Developing the latest breakthrough drug just doesn’t pay these days as much as creating the hot new web app does.
Private life sciences companies in Silicon Valley that got financing in the fourth quarter of 2011 had an average per-share value that was about 10 percent higher than their previous round of financing, which typically was completed 12-18 months prior, according to an analysis by the law firm Fenwick & West.
That increase is sluggish when compared with fourth-quarter deal valuations from other sectors like hardware (43 percent), software (94 percent), and Internet/new media (129 percent). Given that venture capitalists and their backers typically want to see 20 percent internal rates of return on life science investments because of their risk, and the Fenwick analysis doesn’t capture data on companies that fail to fundraise, it considers a 30-40 percent increase in financing values to be considered ideal.

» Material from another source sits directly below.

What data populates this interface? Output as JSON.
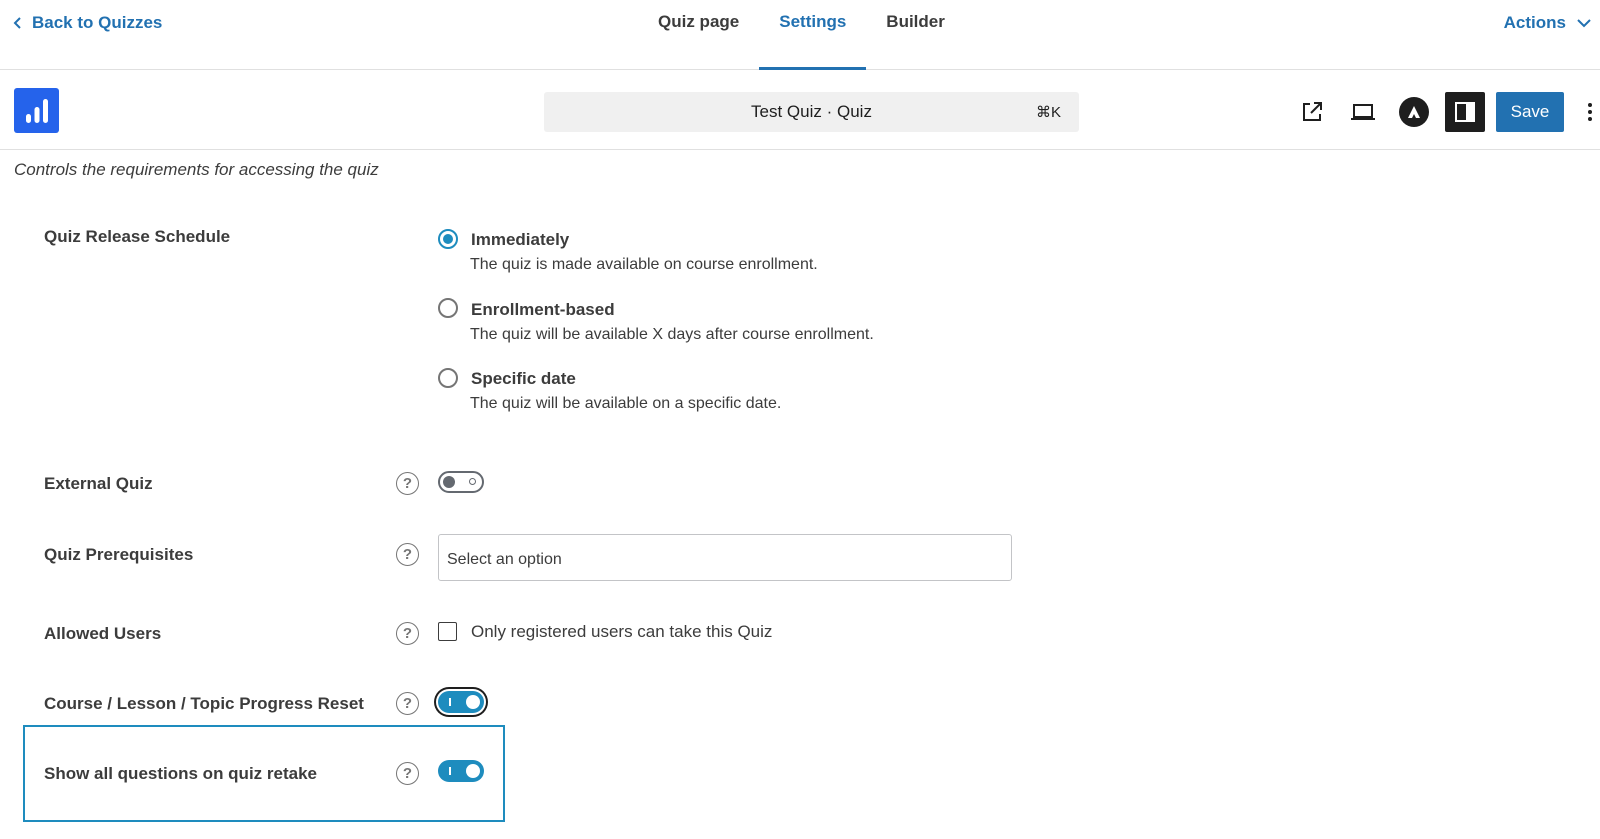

While all sectors saw their valuations tumble in the downturn of 2008-2009, biotech still hasn’t returned to a healthy state even as other sectors have rebounded.
“If you compare life sciences to the hot sectors, like the Internet, things don’t look so good,” says Matthew Rossiter, a corporate finance partner at Fenwick & West in San Francisco.
He adds that while biotech is lagging behind, all sectors have their booms and busts, and there are some modest signs of improvement in the data. “People are risk averse, putting less money into life sciences venture capital, and it is having a fallout,” Rossiter says. “Things are challenging, but the sky isn’t falling.”
Still, the report offers the latest evidence for what’s been a troubling story for life sciences venture capital the past couple years. VCs invested $3.92 billion in biotech companies of all stages last year, compared with $6.17 billion in 2007, before the financial crisis, according to VentureSource data cited by the Wall Street Journal. As biotech VCs have struggled to show home-run returns to the pensions, endowments and institutions that support them, many limited partners have looked elsewhere to find high-risk/high-reward investments. Several notable VC firms have either decided to spin off their life sciences teams (Morgenthaler and ATV), stop raising new funds (Prospect Venture Partners), or stop life science investing altogether (Scale Venture Partners).
Many VCs, citing factors like FDA regulatory uncertainty and insurance reimbursement hassles around new life science products, acknowledge privately that they are having difficulty in raising new funds to keep investing in new companies.
Fenwick’s survey traditionally has looked only at valuations of Silicon Valley companies in their respective industries, but was expanded this year to include 338 life sciences companies that raised money nationwide in 2011. The analysis groups both biopharmaceutical companies and medical device makers under the banner of “life sciences.” Data on share prices is based on Fenwick’s analysis of third-party sources and public documents, Rossiter says. Here are the some of the key findings:
—Of the 338 life sciences financings in 2011, about 47 percent were characterized as so-called “up” rounds, meaning the per share price was higher than the prior round. Another 25 percent were “down” rounds, and 28 percent were flat. While Fenwick doesn’t have national data to compare that breakdown to previous years, the percentage of “up” and “down” rounds was almost identical to the Silicon Valley data on up-versus-down valuations in 2010. A healthy environment in non-recession years should produce about 60 percent or more “up” rounds, Rossiter says.
—On the plus side, the survey showed improvement in valuations from the beginning of the year to the end of the year. The average life sciences deal price saw a 4 percent increase in the first quarter of 2011, compared with a 29 percent increase in the fourth quarter.
—Many life science investors look to be working extra hard to ensure they can get returns from their existing portfolio companies. Life sciences deals are now significantly more likely than those from other industries to use participating liquidation preferences—in which preferred stockholders are entitled to get their returns before common stockholders and founders. Participating liquidation preferences now appear in 64 percent of nationwide life sciences deals, according to the Fenwick report.